April 19, 2012

Ramses III and the Sea Peoples

Ramses III and the Sea Peoples
The written and graphically illustrated account of Ramesses' fight against the Sea Peoples is recorded on the walls of his great and remarkably well-preserved mortuary temple at Medinet Habu. The written account occurs on the outer wall of the Second Pylon, north side; it is the longest hieroglyphic inscription known. The graphic representations are carved on the outer north wall of the temple.


Having halted for a while in Syria, the Sea Peoples resumed their march overland to attack Egypt. This was not simply an act of war, it was with intent to force their way into Egypt and settle - they were a nation on the move, complete with women and children and family possessions piled high on ox-carts. At sea, their fleet of no mean proportions kept station with the march. Ramses realized that rapid movement was called for; despatches were sent to the eastern frontier posts to stand firm at all costs until the main Egyptian army could be brought up. The clash came at the border and the slaughter of the invaders was great, as the reliefs depict. Pharaoh was everywhere in his chariot and, according to the canon of Egyptian art, represented at far greater size than any of the other participants.

Although the land invasion had been scattered, there was still the threat from the sea. The Sea Peoples' fleet made for the mouth of one of the eastern arms of the Nile, to be met there by the Egyptian fleet. What transpired is rather interesting because the Egyptians had never prided themselves on being great sailors. They hated the sea, wdj wi, the 'Great Green', as they called the Mediterranean, but here they were fighting what was virtually a landlocked battle. Ramses had ranks of archers lining the shore who poured volley after volley into the enemy ships as soon as they were within range. Egyptian 'marine' archers are shown calmly standing on the decks firing in unison, the enemy ships being hauled alongside with grappling hooks. The enemy dead fall before the onslaught in contorted postures and Ramses returns victorious, by the grace of Amun, the god of Thebes. This was really the beginning of the build up of the fabulous wealth of the priesthood of Amun that was to have such disastrous consequences in the next dynasty.
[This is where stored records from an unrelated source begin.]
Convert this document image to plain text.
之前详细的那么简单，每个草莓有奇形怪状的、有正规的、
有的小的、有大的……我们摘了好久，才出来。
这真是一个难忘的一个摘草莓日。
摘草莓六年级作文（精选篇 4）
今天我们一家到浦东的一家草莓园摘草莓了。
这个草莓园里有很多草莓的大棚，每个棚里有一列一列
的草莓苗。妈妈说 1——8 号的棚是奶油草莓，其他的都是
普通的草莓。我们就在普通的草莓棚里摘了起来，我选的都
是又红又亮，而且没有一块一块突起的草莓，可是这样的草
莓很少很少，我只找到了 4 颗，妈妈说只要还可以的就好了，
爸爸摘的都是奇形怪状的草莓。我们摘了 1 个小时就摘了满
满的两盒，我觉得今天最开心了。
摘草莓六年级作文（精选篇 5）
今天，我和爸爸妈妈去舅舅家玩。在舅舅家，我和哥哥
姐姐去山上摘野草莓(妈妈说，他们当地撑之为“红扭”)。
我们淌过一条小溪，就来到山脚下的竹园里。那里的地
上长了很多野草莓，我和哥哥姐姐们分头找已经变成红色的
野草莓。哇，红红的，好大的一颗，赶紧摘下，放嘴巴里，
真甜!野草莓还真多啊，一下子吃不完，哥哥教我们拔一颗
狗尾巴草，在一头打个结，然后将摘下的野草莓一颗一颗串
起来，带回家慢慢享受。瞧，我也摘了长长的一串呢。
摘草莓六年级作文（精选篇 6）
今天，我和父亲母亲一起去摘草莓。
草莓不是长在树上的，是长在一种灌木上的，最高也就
Temple of Ramses III at Medinet Habu
Although no follow-up campaign to pursue the Sea Peoples back into the Levant is recorded in the Great Harris Papyrus, or on the walls of Medinet Habu, such a move would have been reasonable. It is interesting to note that the great entrance gateway to the temple is actually modelled on a Syrian fortified tower, a migdol, such as are clearly seen on the reliefs of Seti I and Ramses II at Karnak. Ramses III's building was merely an ornament, an ancient Egyptian 'folly' in a way, but he did have a use for it because on the walls of some of the upper rooms are scenes of him dallying with the ladies of his harem.